Mechanisms of Wnt Signaling Initiation

Wnt proteins control embryonic development in all multicellular organisms, including humans. In adults, these proteins also sustain the vital supply of stem cells that replenish various body tissues (e.g. bone, nervous system and skin repair). The interaction of Wnt proteins with cell surface receptors on receiving cells can result in a variety of cellular responses, including cell proliferation and cell fate decisions, as well as organized cell movements and establishment of tissue polarity. Deregulated Wnt signalling due to mutations is strongly linked to cancer and degenerative disease. Together, the Wnt signalling pathway holds promise for therapeutical intervention in the fields of cancer, stem cell biology and regenerative medicine.

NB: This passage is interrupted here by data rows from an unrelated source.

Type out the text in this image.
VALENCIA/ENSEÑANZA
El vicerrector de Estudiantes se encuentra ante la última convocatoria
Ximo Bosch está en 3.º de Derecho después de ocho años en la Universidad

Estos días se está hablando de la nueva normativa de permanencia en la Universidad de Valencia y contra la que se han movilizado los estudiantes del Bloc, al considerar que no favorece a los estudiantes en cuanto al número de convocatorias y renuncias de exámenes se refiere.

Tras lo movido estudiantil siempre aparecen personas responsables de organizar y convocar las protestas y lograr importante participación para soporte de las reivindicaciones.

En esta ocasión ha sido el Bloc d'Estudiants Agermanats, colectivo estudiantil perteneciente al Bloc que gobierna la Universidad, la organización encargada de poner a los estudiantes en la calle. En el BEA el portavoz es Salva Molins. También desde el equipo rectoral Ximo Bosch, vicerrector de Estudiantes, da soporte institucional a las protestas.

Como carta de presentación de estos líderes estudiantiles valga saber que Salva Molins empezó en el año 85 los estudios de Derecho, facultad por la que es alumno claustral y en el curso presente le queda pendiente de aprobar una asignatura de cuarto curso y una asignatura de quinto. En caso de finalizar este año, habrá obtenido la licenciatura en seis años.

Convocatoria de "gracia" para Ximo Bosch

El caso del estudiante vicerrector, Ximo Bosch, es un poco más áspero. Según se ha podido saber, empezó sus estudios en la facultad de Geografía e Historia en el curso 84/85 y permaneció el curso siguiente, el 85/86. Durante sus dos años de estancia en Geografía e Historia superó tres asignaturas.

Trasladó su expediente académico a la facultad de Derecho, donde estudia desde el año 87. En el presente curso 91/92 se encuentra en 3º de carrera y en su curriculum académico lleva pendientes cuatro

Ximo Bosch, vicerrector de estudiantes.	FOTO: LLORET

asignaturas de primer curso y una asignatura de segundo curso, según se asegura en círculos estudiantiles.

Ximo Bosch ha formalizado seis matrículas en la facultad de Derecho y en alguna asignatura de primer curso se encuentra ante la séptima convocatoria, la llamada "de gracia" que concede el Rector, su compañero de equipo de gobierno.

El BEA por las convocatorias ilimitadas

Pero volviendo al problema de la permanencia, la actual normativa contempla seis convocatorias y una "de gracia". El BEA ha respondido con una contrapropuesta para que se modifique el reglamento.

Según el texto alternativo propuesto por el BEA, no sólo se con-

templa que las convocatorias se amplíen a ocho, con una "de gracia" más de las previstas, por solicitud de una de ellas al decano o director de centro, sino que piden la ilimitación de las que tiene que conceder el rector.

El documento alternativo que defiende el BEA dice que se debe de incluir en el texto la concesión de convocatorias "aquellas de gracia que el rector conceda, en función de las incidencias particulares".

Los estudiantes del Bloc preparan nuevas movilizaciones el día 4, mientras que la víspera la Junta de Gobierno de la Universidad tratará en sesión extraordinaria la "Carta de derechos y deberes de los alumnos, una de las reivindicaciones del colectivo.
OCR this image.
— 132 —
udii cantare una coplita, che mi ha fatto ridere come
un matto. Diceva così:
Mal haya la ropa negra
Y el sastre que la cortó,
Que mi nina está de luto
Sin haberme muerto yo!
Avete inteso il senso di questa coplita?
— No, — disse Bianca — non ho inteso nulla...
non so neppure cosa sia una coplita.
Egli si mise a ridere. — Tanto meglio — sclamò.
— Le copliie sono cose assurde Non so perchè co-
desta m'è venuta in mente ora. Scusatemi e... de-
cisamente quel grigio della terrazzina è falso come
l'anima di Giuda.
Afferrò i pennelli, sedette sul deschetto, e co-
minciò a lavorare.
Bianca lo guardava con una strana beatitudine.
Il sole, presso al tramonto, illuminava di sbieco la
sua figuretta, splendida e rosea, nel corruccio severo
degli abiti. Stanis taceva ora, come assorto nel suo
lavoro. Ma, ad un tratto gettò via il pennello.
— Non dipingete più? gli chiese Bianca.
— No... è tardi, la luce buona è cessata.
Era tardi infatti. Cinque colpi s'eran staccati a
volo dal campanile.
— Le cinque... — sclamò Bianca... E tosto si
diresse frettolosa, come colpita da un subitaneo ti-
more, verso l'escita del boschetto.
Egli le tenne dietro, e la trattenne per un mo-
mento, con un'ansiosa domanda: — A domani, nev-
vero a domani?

With the MechWNTsignals ERC StG project, I aimed to gain understanding of the molecular mechanisms by which cells interpret and process Wnt signals received at their cell surface and how dysregulation of these events by mutations leads to cancer. By uncovering molecular details of how protein traffic, complex formation and activity direct cellular decisions we aim to provide novel clues to modulate Wnt-mediated cellular responses. Over the course of the project, my team has made a number of discoveries, highlighted below:
1) We elucidated the first known step in WNT signalling, the interaction between the FZD receptor and its cytoplasmic effector Dvl, by employing sophisticated peptide libraries. Our finding that multiple parts of FZD make contact with a previously overlooked domain in Dvl significantly alters the current view on how these proteins communicate to steer activation of β-catenin-mediated transcription.
2) We identified the deubiquitinating enzyme CYLD as a novel negative WNT regulator. Our findings imply that Dvl ubiquitination positively drives WNT signal transmission, and link dysregulated WNT signalling to skin tumorigenesis in CYLD-mutant cylindromatosis patients.
3) We discovered a novel, negative feedback loop by which intestinal stem cells downregulate their FZD receptors to inhibit tumour growth. Our findings implicate RNF43 as a novel tumor suppressor and suggest that inhibitors of receptor activation may be useful in the treatment of tumors with RNF43 mutations.
4) The tumour suppressor Axin1 coordinates formation of a complex that downregulates β-catenin to prevent target gene activation. We discovered that Axin employs large, natively disordered regions in performing its activity. Our results support a model in which the disordered nature of these critical scaffolding regions in Axin1 facilitates dynamic interactions with a kinase and its substrate, which in turn act upon each other.
5) We employed a biochemical two-dimensional approach to monitor formation of native protein complexes that operate in the Wnt cascade. Our results argue that during Wnt stimulation as well as in APC-mutant cancer cells, a late step in β-catenin degradation is inhibited to allow for target gene transcription.